Once your dog understands what he needs to do, start practicing send to place.   Instead of escorting him all the way onto the object, you top short of the place mat, point to the place and he needs to take the last few steps on his own.     Over several days, you stop further and further way as you point and sent to the place.


  • Place can move through your house – sometimes in the bedroom, living room, patio. You can even have more than 1 mat. Once taught, he will start to understand Place is the object you are guiding him too.

  • You can take place with you to the coffee shop, the ballgame, grandma’s house and know that your dog will understand he needs to stay put.

  • You can expect your dog to be able to hold place for a couple of hours on a comfy mat! Conference calls, visitors, dinner, etc.

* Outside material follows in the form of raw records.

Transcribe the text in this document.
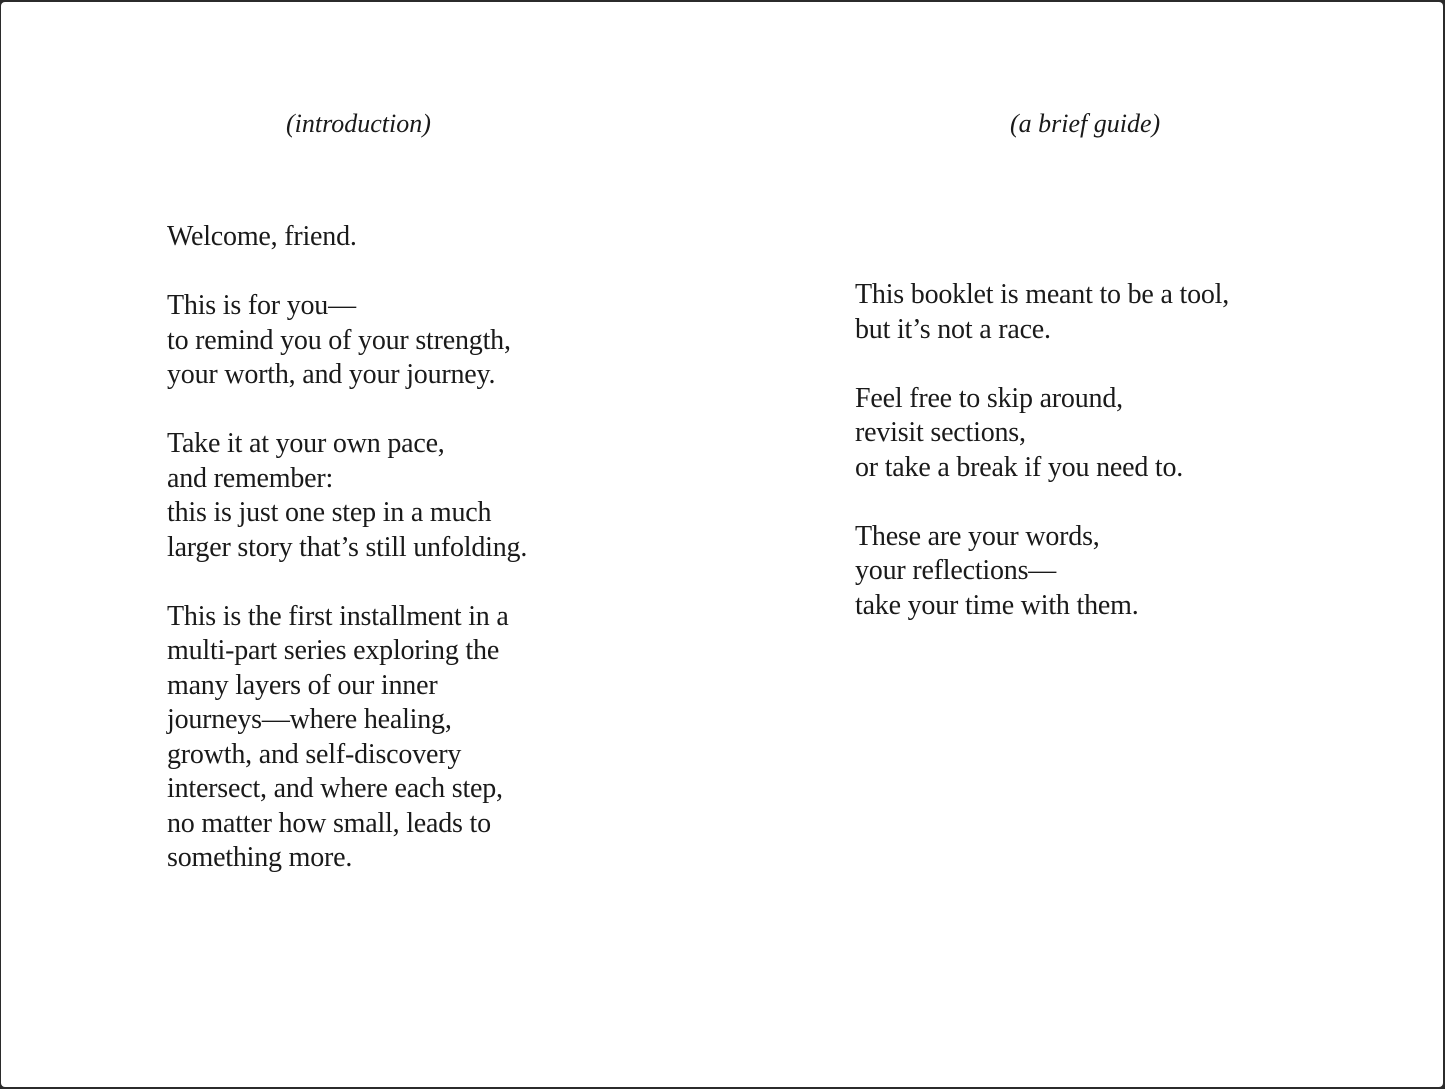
(introduction)	(a brief guide)

Welcome, friend.

This is for you—
to remind you of your strength,
your worth, and your journey.

Take it at your own pace,
and remember:
this is just one step in a much
larger story that’s still unfolding.

This is the first installment in a
multi-part series exploring the
many layers of our inner
journeys—where healing,
growth, and self-discovery
intersect, and where each step,
no matter how small, leads to
something more.

This booklet is meant to be a tool,
but it’s not a race.

Feel free to skip around,
revisit sections,
or take a break if you need to.

These are your words,
your reflections—
take your time with them.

  • Don’t issue any other command. Don’t tell him to sit or down on the place. On the place command he gets to choose his position and change his position to get comfortable as needed. If you put him in a down command – he needs to hold that command.

  • He doesn’t get to bark or whine on the place… and certainly not growl at guests. If you have an issue with growling, we should look at other goals for behavior modification.

  • If you are working with multiple dogs – teach each one independently, have a separate mat for each dog, and once they understand it, work them together.

  • We often place on park benches, retaining walls, big tree stumps, etc. on our walks. We make the real world our agility course and help the dog build confidence and trust in us – by using skills he understands.

  • When working multiple dogs in a pack introduction scenario– you may need to tether them to immovable objects for safety. Learning to relax around another dog (or other stressor) is extremely important to state of mind work.


For Fun:

  • Try getting your dog to place on ottomans or foot stools, upside down buckets, rocks, etc. Make them taller, smaller, wobbly, etc. The more you improve the more confidence your dog will have.

Remember always to create success!   Reward and Praise for a job well done!    Dogs get discouraged if the fail too many times.    So when trying something challenging, be supportive, motivational, and create success.   Back up a few levels of skill if necessary to get some easy wins.



The Coach’s Corner:

 Place is one of the first commands we teach to all clients coming into our board and train program. And one of the first skills for all new clients..   For many dogs, they have never had to just be still and do it on their own restraint vs being crated. Sure, they would lay down somewhere on their terms, but to be required to lay down on someone else’s terms for an extended period of time is foreign to many dogs.  

Some get really nervous. Some are very reluctant to lay down and rest.   Our goal is to get them to settle down, relax and rest.   

 We then use place as a daily means of duration work to just be present without being active/busy or stressed out by everything else.   It becomes a very safe comfortable spot, and many dogs will go to place on their own when they need to chill out a bit.   It is fantastic for state of mind work during training, at home, or in new situations.

One Day One — This is a one hour exercise for me when I’m training. It sets the tone in a very easy, non-confrontational way.